2. Hoe bewees de Stichter van het christendom dat hij geen deel van deze wereld was?
2 Dit opvallend verschillende gedrag van Jehovah’s christelijke getuigen is echter niet iets van de laatste tijd en als zodanig een bijzonderheid van deze twintigste eeuw. Ruim negentienhonderd jaar geleden toonde de Stichter van het christendom, Jezus de Christus, in al zijn gedragingen dat hij niet tot dit door de Duivel beheerste samenstel van dingen behoorde. Toen hem de heerschappij over de wereld, met alle vergulde eer en heerlijkheid vandien, werd aangeboden, reageerde hij hier anders op dan de meeste mensen onder soortgelijke omstandigheden gedaan zouden hebben. Hij sloeg het aanbod vierkant af. „Mijn Koninkrijk is niet van deze wereld . . . mijn Koninkrijk [is] niet van hier”, zei hij. Jezus hield zich derhalve afzijdig van alle politieke en militaire aangelegenheden, hij verbond zich niet met de gevestigde orthodoxe religiën en nam niet deel aan de sociale hervormingen van zijn tijd. Bovendien onderscheidde Jezus zich van andere mensen door het rechtvaardige leven dat hij leidde en door wat hij aan anderen predikte. In al zijn gedragingen was hij waarlijk „een die liefderijk goedgunstig is, onschuldig, onbesmet, afgescheiden van de zondaren”. — Matth. 4:8-10; Joh. 18:36; Hebr. 7:26, NW.

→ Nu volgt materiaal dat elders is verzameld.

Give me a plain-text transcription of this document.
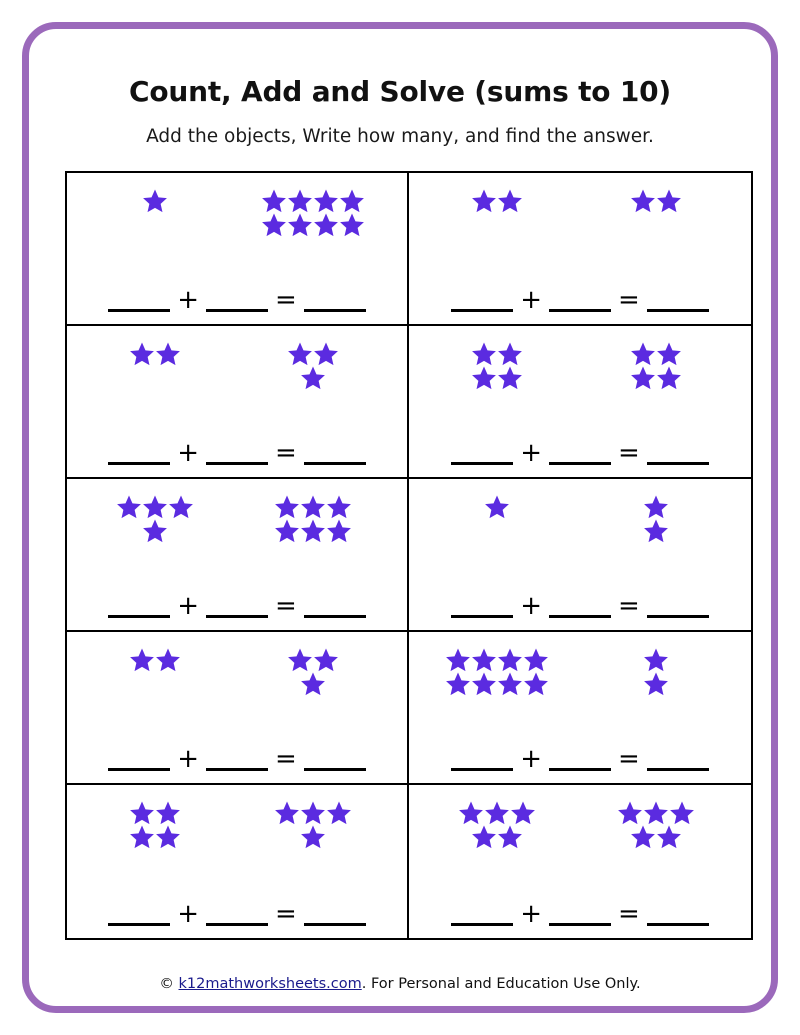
Count, Add and Solve (sums to 10)

Add the objects, Write how many, and find the answer.

+	=	+	=
+	=	+	=
+	=	+	=
+	=	+	=
+	=	+	=
© k12mathworksheets.com. For Personal and Education Use Only.
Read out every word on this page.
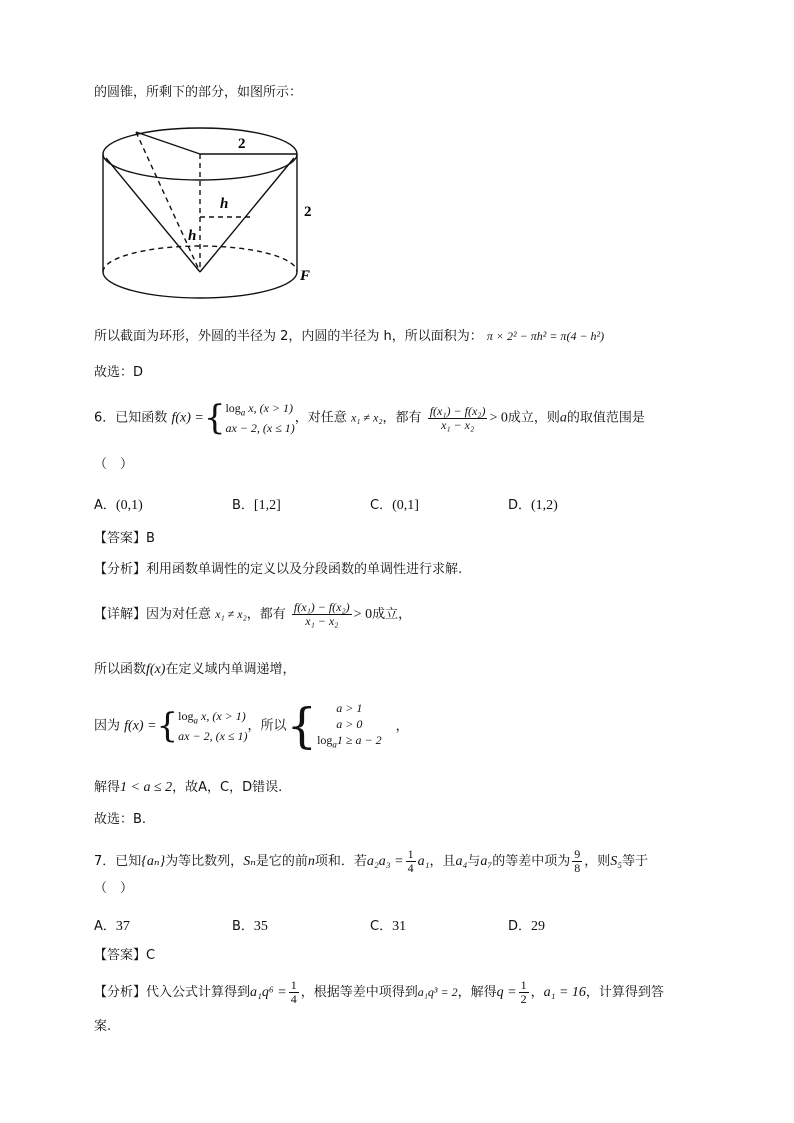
的圆锥，所剩下的部分，如图所示：
2
2
h
h
F
所以截面为环形，外圆的半径为 2，内圆的半径为 h，所以面积为： π × 2² − πh² = π(4 − h²)
故选：D
6．已知函数 f(x) ={ $\log_a x$, (x > 1)
ax − 2, (x ≤ 1)
，对任意 x₁ ≠ x₂，都有 $\frac{\text{f(x₁) − f(x₂)}}{\text{x₁ − x₂}} > 0$成立，则a的取值范围是
（　）
A．(0,1)	B．[1,2]	C．(0,1]	D．(1,2)
【答案】B
【分析】利用函数单调性的定义以及分段函数的单调性进行求解.
【详解】因为对任意 x₁ ≠ x₂，都有 $\frac{\text{f(x₁) − f(x₂)}}{\text{x₁ − x₂}} > 0$成立，
所以函数f(x)在定义域内单调递增，
因为 f(x) ={ $\log_a x$, (x > 1)
ax − 2, (x ≤ 1)
，所以{	a > 1
a > 0
$\log_a1 \ge a - 2$
，
解得1 < a ≤ 2，故A，C，D错误.
故选：B.
7．已知{aₙ}为等比数列，Sₙ是它的前n项和．若$a_2a_3 = \frac{1}{4} a_1$，且a₄与a₇的等差中项为 $\frac{9}{8}$ ，则S₅等于
（　）
A．37	B．35	C．31	D．29
【答案】C
【分析】代入公式计算得到$a_1q^6 = \frac{1}{4}$ ，根据等差中项得到a₁q³ = 2，解得$q = \frac{1}{2}$ ，a₁ = 16，计算得到答
案.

3, 4. Wat bedoelde Jezus toen hij zei dat zijn volgelingen „geen deel van de wereld” waren?
3 Jezus zei tot degenen die zijn discipelen werden: „Gij [zijt] geen deel der wereld”, en hij bad betreffende hen tot zijn Vader: „Ik verzoek u, hen niet uit de wereld te nemen, maar over hen te waken vanwege de goddeloze. Zij zijn geen deel van de wereld, evenals ik geen deel van de wereld ben.” Aangezien Satan de Duivel nog steeds „de god van dit samenstel van dingen” is, moeten Jehovah’s getuigen, om ware discipelen van Jezus te zijn, zich net zo gedragen. Zij moeten ten aanzien van alle politieke, militaire en sociale aangelegenheden van deze goddeloze wereld een strikt neutrale houding aannemen en zich absoluut niet met haar religieuze intergeloof-activiteiten inlaten. — Joh. 15:19; 17:15, 16, NW.

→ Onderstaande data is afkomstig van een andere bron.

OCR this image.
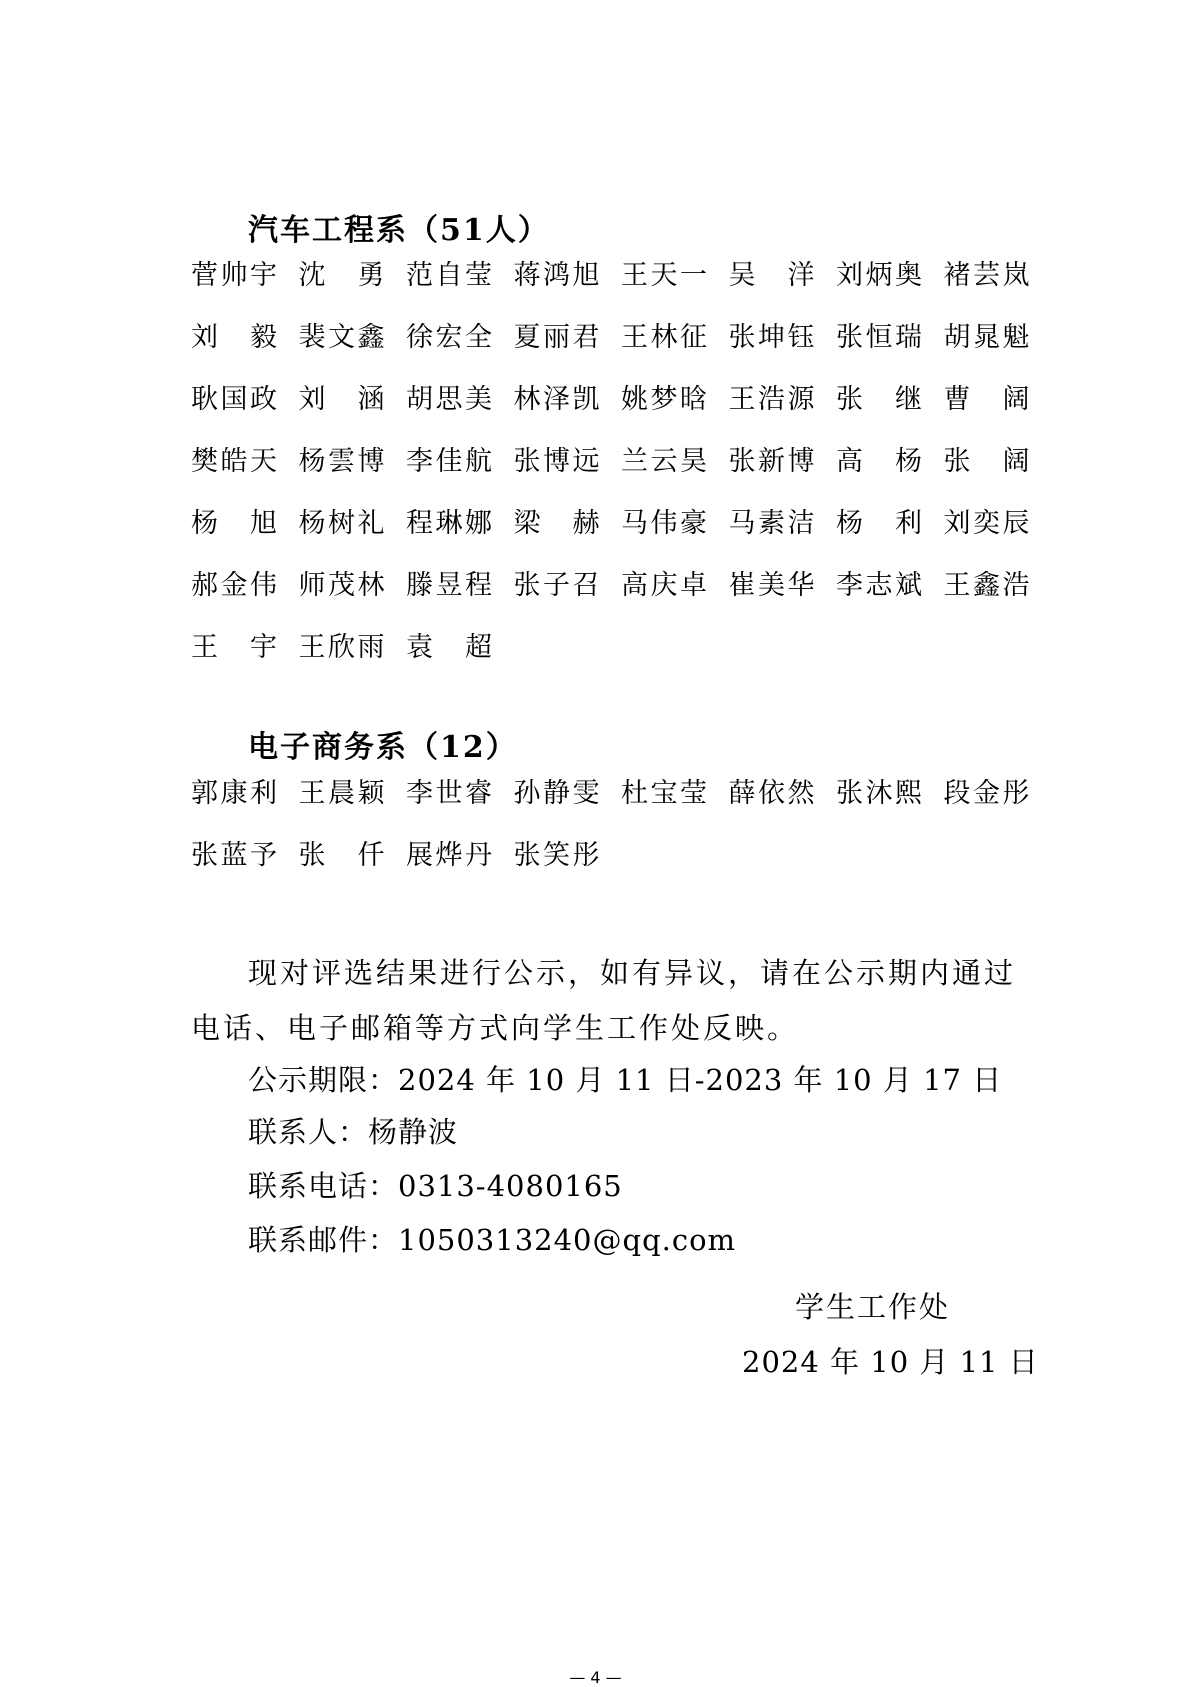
汽车工程系（51人）
菅 帅 宇 沈 勇 范 自 莹 蒋 鸿 旭 王 天 一 吴 洋 刘 炳 奥 褚 芸 岚
刘 毅 裴 文 鑫 徐 宏 全 夏 丽 君 王 林 征 张 坤 钰 张 恒 瑞 胡 晁 魁
耿 国 政 刘 涵 胡 思 美 林 泽 凯 姚 梦 晗 王 浩 源 张 继 曹 阔
樊 皓 天 杨 雲 博 李 佳 航 张 博 远 兰 云 昊 张 新 博 高 杨 张 阔
杨 旭 杨 树 礼 程 琳 娜 梁 赫 马 伟 豪 马 素 洁 杨 利 刘 奕 辰
郝 金 伟 师 茂 林 滕 昱 程 张 子 召 高 庆 卓 崔 美 华 李 志 斌 王 鑫 浩
王 宇 王 欣 雨 袁 超
电子商务系（12）
郭 康 利 王 晨 颖 李 世 睿 孙 静 雯 杜 宝 莹 薛 依 然 张 沐 熙 段 金 彤
张 蓝 予 张 仟 展 烨 丹 张 笑 彤
现对评选结果进行公示，如有异议，请在公示期内通过
电话、电子邮箱等方式向学生工作处反映。
公示期限：2024 年 10 月 11 日-2023 年 10 月 17 日
联系人：杨静波
联系电话：0313-4080165
联系邮件：1050313240@qq.com
学生工作处
2024 年 10 月 11 日
— 4 —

4 Toen Jezus zei dat zijn volgelingen geen deel van deze wereld zouden zijn, bedoelde hij stellig niet dat zij kluizenaars moesten worden en zich afgezonderd van alle andere mensen als monniken en nonnen in kloosters moesten opsluiten. Jezus heeft dit nooit in navolging van de boeddhistische priesters en monniken van zijn tijd gedaan. Als Jehovah’s gezant, die was gezonden om „te getuigen van de waarheid”, moest hij onder de volkeren der wereld leven en zich onder hen bewegen. Als ’gezanten in Christus’ naam’ moeten zijn ware discipelen thans hetzelfde doen, want hoe zouden de mensen der natiën anders hun goede werken kunnen zien en Jehovah kunnen verheerlijken? Dit punt had Jezus ook in gedachten toen hij zei: „Laat . . . uw licht schijnen voor de mensen, opdat zij uw goede werken zien en uw Vader, die in de hemelen is, verheerlijken.” — Joh. 18:37, LV; 2 Kor. 5:20, PC; 1 Petr. 2:12; Matth. 5:16.
5. Hoe hebben Jehovah’s getuigen, zoals Jezus in Matthéüs 5:16 had bevolen, hun licht laten schijnen?

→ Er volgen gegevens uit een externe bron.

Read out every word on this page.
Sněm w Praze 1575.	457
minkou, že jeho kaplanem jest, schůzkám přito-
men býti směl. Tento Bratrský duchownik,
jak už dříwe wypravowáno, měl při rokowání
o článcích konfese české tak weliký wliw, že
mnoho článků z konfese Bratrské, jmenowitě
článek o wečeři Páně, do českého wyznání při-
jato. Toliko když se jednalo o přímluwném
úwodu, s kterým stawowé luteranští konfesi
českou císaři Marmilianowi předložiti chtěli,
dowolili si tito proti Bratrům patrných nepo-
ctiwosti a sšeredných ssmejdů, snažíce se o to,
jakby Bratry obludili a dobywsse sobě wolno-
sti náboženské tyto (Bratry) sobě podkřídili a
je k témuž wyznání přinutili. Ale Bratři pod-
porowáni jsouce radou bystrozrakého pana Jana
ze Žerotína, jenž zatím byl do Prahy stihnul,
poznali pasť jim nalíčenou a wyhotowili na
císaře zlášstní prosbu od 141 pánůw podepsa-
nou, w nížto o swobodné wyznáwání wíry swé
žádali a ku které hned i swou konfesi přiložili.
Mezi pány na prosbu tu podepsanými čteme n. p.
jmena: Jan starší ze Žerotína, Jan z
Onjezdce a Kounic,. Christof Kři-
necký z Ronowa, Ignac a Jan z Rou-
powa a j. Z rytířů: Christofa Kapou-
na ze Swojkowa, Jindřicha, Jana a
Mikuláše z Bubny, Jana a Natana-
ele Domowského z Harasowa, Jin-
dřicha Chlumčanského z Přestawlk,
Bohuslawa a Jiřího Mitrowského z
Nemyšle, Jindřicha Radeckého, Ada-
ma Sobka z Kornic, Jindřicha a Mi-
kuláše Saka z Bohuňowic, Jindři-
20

5 Iedereen kan zien dat Jehovah’s getuigen dit schriftuurlijke gebod ten uitvoer brengen. Enkel en alleen om het glorierijke licht betreffende Gods Koning en koninkrijk op het hart en de geest van mensen van goede wil te laten schijnen, opdat zij op hun beurt Jehovah eveneens mogen verheerlijken, blijven zij openlijk, jaar in jaar uit, in alle weersomstandigheden en ten koste van grote persoonlijke opofferingen in de vorm van tijd en geld, van huis tot huis en van stad tot stad gaan en in bevolkte en geïsoleerde gebieden prediken. Ja, denkt u zich eens in, in slechts één jaar tijd, het dienstjaar 1959, hebben zij in totaal 126.317.124 uren besteed om onder mensen die in 175 verschillende landen en gebieden der aarde wonen waar 125 talen worden gesproken, zulke goede werken te verrichten. Om deze grote hoeveelheid tijd te evenaren, zou een enkeling die veertig uur per week werkt en jaarlijks een vakantie van twee weken heeft, meer dan 63.000 jaren moeten werken en zwoegen!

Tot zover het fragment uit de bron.